Ori le preguntó una mañana a su hermano cómo le estaba yendo en el trabajo. Otabek no supo a qué venía la pregunta, así que solo respondió un sí escueto. Cuando le cuestionó por qué le preguntaba eso, cuando nunca sus hermanas habían estado tan interesadas en lo que hacía, ella subió y bajó los hombros.
— Oh, no es nada. Solo pensé que no te estaba yendo bien o algo así...
— ¿Por qué creíste eso?
Ella torció los labios.
— Es que sales mucho y no has vuelto a casa con otra bruja — lo miró con sus cejas levemente fruncidas, como si algo no encajara — y no estás cansado o enfadado con eso... te ves más alegre — pensó unos segundos antes de añadir — eres raro...
Oh, ¿era así?
No supo qué responderle a su hermana.
Siguió lavando los platos mientras se los pasaba a Ori y ella los secaba con un paño y guardaba.
No es que estuviera feliz, quizá más calmado, pero no feliz, Ori se estaba equivocando. Pero lo que más le quedó dando vueltas fue ese "sales mucho". Sintió una pequeña espinita de culpa, ¿sería eso verdad?
La niña no dijo nada hasta que acabaron y luego se fue a jugar con Bibi a su cuarto.
A veces Otabek y Yuri se juntaban en el bosque y se quedaban allí, otras veces optaron por ir al hogar del rubio.
Potya admitió a Otabek como un visitante regular, pero lo seguía observando tenaz cuando pasaba por su lado.
Ambos pensaron que sería un día normal. Pasarían el rato, hablarían estupideces banales antes de pasar a las caricias descaradas de Yuri, Otabek querría hacerse el difícil, pero no le duraría demasiado antes de ceder a una sesión rápida de sexo en el sofá del chico. A fin de cuentas, nada fuera de lo normal.

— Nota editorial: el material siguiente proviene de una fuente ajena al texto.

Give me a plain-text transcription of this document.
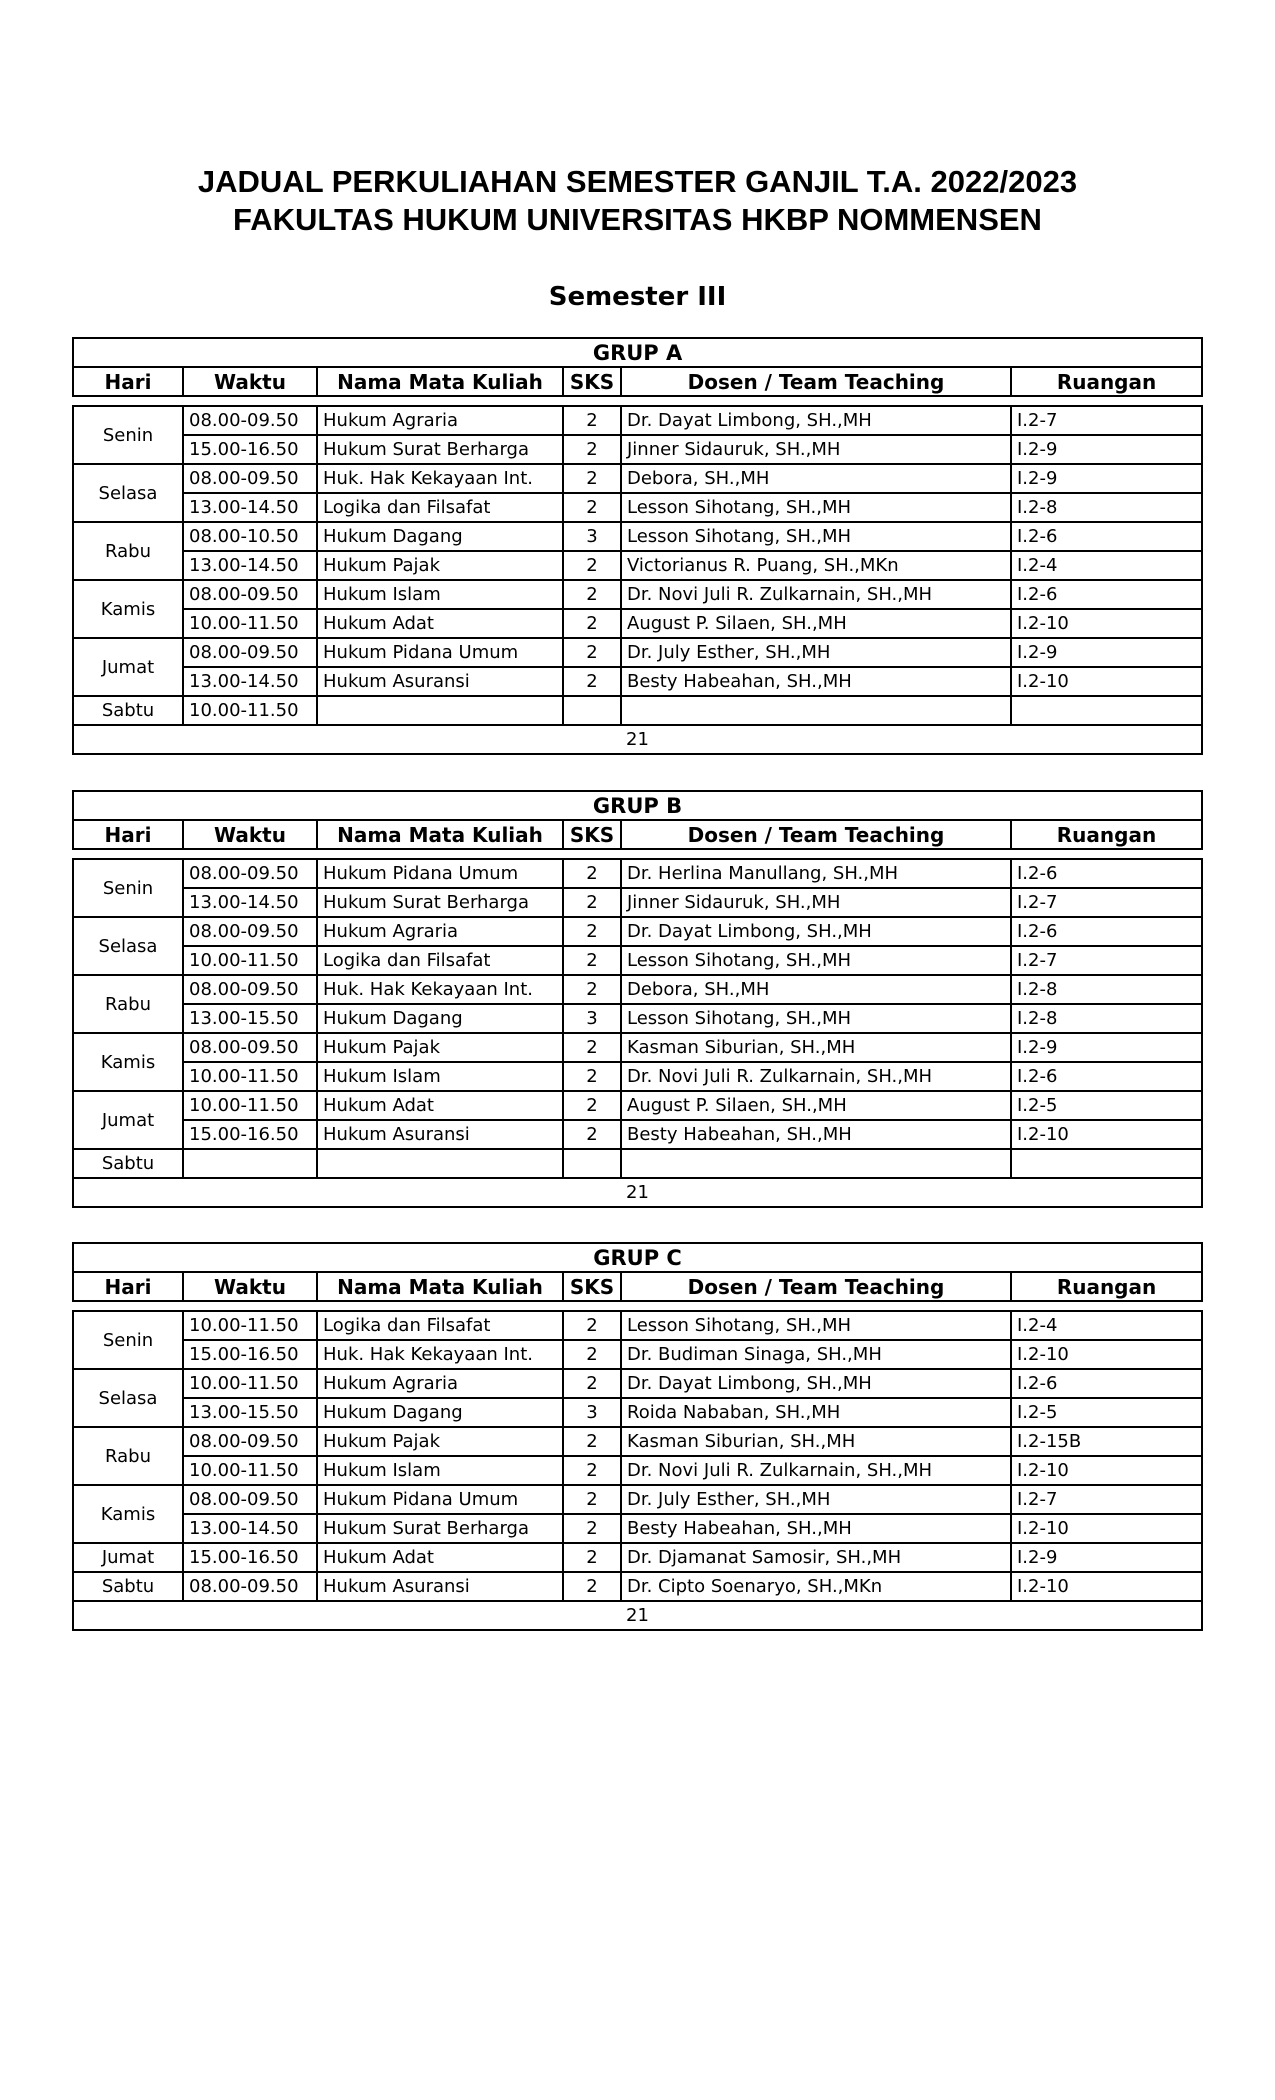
JADUAL PERKULIAHAN SEMESTER GANJIL T.A. 2022/2023
FAKULTAS HUKUM UNIVERSITAS HKBP NOMMENSEN
Semester III
GRUP A
Hari	Waktu	Nama Mata Kuliah	SKS	Dosen / Team Teaching	Ruangan
Senin	08.00-09.50	Hukum Agraria	2	Dr. Dayat Limbong, SH.,MH	I.2-7
	15.00-16.50	Hukum Surat Berharga	2	Jinner Sidauruk, SH.,MH	I.2-9
Selasa	08.00-09.50	Huk. Hak Kekayaan Int.	2	Debora, SH.,MH	I.2-9
	13.00-14.50	Logika dan Filsafat	2	Lesson Sihotang, SH.,MH	I.2-8
Rabu	08.00-10.50	Hukum Dagang	3	Lesson Sihotang, SH.,MH	I.2-6
	13.00-14.50	Hukum Pajak	2	Victorianus R. Puang, SH.,MKn	I.2-4
Kamis	08.00-09.50	Hukum Islam	2	Dr. Novi Juli R. Zulkarnain, SH.,MH	I.2-6
	10.00-11.50	Hukum Adat	2	August P. Silaen, SH.,MH	I.2-10
Jumat	08.00-09.50	Hukum Pidana Umum	2	Dr. July Esther, SH.,MH	I.2-9
	13.00-14.50	Hukum Asuransi	2	Besty Habeahan, SH.,MH	I.2-10
Sabtu	10.00-11.50				
21					
GRUP B
Hari	Waktu	Nama Mata Kuliah	SKS	Dosen / Team Teaching	Ruangan
Senin	08.00-09.50	Hukum Pidana Umum	2	Dr. Herlina Manullang, SH.,MH	I.2-6
	13.00-14.50	Hukum Surat Berharga	2	Jinner Sidauruk, SH.,MH	I.2-7
Selasa	08.00-09.50	Hukum Agraria	2	Dr. Dayat Limbong, SH.,MH	I.2-6
	10.00-11.50	Logika dan Filsafat	2	Lesson Sihotang, SH.,MH	I.2-7
Rabu	08.00-09.50	Huk. Hak Kekayaan Int.	2	Debora, SH.,MH	I.2-8
	13.00-15.50	Hukum Dagang	3	Lesson Sihotang, SH.,MH	I.2-8
Kamis	08.00-09.50	Hukum Pajak	2	Kasman Siburian, SH.,MH	I.2-9
	10.00-11.50	Hukum Islam	2	Dr. Novi Juli R. Zulkarnain, SH.,MH	I.2-6
Jumat	10.00-11.50	Hukum Adat	2	August P. Silaen, SH.,MH	I.2-5
	15.00-16.50	Hukum Asuransi	2	Besty Habeahan, SH.,MH	I.2-10
Sabtu					
21					
GRUP C
Hari	Waktu	Nama Mata Kuliah	SKS	Dosen / Team Teaching	Ruangan
Senin	10.00-11.50	Logika dan Filsafat	2	Lesson Sihotang, SH.,MH	I.2-4
	15.00-16.50	Huk. Hak Kekayaan Int.	2	Dr. Budiman Sinaga, SH.,MH	I.2-10
Selasa	10.00-11.50	Hukum Agraria	2	Dr. Dayat Limbong, SH.,MH	I.2-6
	13.00-15.50	Hukum Dagang	3	Roida Nababan, SH.,MH	I.2-5
Rabu	08.00-09.50	Hukum Pajak	2	Kasman Siburian, SH.,MH	I.2-15B
	10.00-11.50	Hukum Islam	2	Dr. Novi Juli R. Zulkarnain, SH.,MH	I.2-10
Kamis	08.00-09.50	Hukum Pidana Umum	2	Dr. July Esther, SH.,MH	I.2-7
	13.00-14.50	Hukum Surat Berharga	2	Besty Habeahan, SH.,MH	I.2-10
Jumat	15.00-16.50	Hukum Adat	2	Dr. Djamanat Samosir, SH.,MH	I.2-9
Sabtu	08.00-09.50	Hukum Asuransi	2	Dr. Cipto Soenaryo, SH.,MKn	I.2-10
21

Ni el uno ni el otro esperó que ese día el escenario se les resquebrajaría cuando Otabek encontró algo que en un principio jamás debió encontrar.
Había ayudado a Yuri con su jardín, recolectando alguna de las verduras en su huerto que ya estaban maduras. Yuri dijo que quería hacer una tarta de zanahoria, Otabek se ofreció a ayudar, pero el chico dijo que no necesitaba ayuda y que podía tomar una siesta si quería.
Mejor así.
Si queda malo será culpa de Yuri, pensó Altin.
Aceptó el trato, Yuri lo despertaría en una hora. Pero al abandonar la cocina, su curiosidad fue más grande y, pensando que solo sería una hojeada inocente, en vez de entrar al cuarto de Yuri, se fue al cuarto que el muchacho dijo a veces utilizaba como estudio.
No era como si no tuviera permitido ingresar ahí, pero nunca había tenido tiempo libre en aquel hogar. Yuri siempre le pedía favores o que lo ayudara con esto y aquello, por lo que realmente nunca tuvo oportunidad.
El cuarto era un tanto frío, de ese lado no llegaba el sol por las tardes. Lo primero que atinó hacer Altin fue curiosear la extensa biblioteca del lugar.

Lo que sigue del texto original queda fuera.